The sharp stock market rebound has been fueled in a large part by massive policy support from central banks and governments, as well as by recent improvements in countries such as Italy and France.
“I would say it’s the biggest disconnect I’ve seen between bonds and stocks in a long time,” Invesco’s global market strategist Brian Levitt told Bloomberg by phone.
“I think we need to be very mindful about what the bond market is telling us.”
But for the strategist of the Atlanta-based firm which oversees about $1.2 trillion in assets, the economic recovery will likely be gradual, rather than a quick, V-shaped bounce.
“The bond market is still pricing in very, very weak growth and little by way of inflation,” Levitt said, adding that the fixed income market usually gets it right more than stocks, at least in the near term.
“Look, this is a process, bottoming is a process, reopening the economy is a process, it’ll take time. The equity market appears a little bit short-term overbought. Is there a catalyst to take us meaningfully higher from here? I suspect no.”
And in fact, this decoupling between bonds and stocks has been going on for years as financial assets rise on a bed of central bank liquidity...

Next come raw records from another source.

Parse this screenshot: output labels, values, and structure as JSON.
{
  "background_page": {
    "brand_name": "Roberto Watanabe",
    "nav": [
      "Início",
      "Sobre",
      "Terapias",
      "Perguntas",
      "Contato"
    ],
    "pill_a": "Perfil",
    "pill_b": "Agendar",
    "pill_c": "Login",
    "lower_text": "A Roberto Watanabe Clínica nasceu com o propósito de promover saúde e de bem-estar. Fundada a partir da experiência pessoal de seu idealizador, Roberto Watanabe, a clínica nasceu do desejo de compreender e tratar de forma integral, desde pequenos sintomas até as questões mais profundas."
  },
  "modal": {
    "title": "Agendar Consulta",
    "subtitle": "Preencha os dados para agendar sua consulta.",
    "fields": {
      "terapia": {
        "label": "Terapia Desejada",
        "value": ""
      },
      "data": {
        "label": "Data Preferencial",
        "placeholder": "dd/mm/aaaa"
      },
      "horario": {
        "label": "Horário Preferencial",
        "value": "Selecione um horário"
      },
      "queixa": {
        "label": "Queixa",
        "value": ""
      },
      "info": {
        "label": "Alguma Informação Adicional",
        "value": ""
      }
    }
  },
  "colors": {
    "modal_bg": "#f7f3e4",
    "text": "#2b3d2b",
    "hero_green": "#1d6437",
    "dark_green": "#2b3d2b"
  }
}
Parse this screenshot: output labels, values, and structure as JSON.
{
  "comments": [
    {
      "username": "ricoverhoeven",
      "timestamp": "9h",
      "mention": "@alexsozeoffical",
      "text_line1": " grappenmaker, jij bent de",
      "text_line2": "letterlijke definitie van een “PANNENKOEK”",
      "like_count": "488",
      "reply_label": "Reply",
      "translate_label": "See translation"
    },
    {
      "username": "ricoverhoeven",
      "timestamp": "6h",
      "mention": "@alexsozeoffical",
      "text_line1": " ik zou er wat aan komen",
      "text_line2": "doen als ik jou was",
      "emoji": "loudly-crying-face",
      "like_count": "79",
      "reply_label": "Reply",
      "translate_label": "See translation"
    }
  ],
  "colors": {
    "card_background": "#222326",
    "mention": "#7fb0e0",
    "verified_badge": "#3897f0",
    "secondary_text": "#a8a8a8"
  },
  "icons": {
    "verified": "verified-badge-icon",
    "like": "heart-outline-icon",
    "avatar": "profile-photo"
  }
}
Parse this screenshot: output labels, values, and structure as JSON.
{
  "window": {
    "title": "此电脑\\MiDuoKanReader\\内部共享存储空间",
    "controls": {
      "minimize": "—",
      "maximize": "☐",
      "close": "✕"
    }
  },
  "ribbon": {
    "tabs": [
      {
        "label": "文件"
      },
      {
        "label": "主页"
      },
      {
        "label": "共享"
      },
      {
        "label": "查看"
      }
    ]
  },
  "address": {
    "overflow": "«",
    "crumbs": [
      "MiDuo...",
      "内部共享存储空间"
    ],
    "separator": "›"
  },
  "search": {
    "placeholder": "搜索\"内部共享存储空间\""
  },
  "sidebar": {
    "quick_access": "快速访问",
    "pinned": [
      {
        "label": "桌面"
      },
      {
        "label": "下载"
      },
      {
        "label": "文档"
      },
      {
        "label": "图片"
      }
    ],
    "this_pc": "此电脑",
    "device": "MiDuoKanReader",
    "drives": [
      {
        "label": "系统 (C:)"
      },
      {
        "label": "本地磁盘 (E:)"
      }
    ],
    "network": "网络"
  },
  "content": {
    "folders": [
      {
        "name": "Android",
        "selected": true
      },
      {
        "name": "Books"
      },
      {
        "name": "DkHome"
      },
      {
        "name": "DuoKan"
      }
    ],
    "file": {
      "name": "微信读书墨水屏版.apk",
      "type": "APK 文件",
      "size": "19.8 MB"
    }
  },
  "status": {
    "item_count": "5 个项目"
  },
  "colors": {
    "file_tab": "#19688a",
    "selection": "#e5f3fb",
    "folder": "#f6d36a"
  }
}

Economic and Earnings collapses are not due to bounce back anytime soon:
“I think at some point equity investors in the near term are getting a little bit too optimistic about the ability to reopen the economy,” Levitt warned.
“And I suspect that in the near term, some volatility and drawdowns could be in the offing.”
Levitt ends on a rather dour note, while suggesting investors focus their purchasing power on small caps and value stocks, he warns:
“What we need to largely be prepared for is: the world growing at a slow rate for a lot of the rest of our lives,”
Which prompts the question - just how 'angry' will the average joe world citizen be when faced with record high stocks and a record plunge in living standards?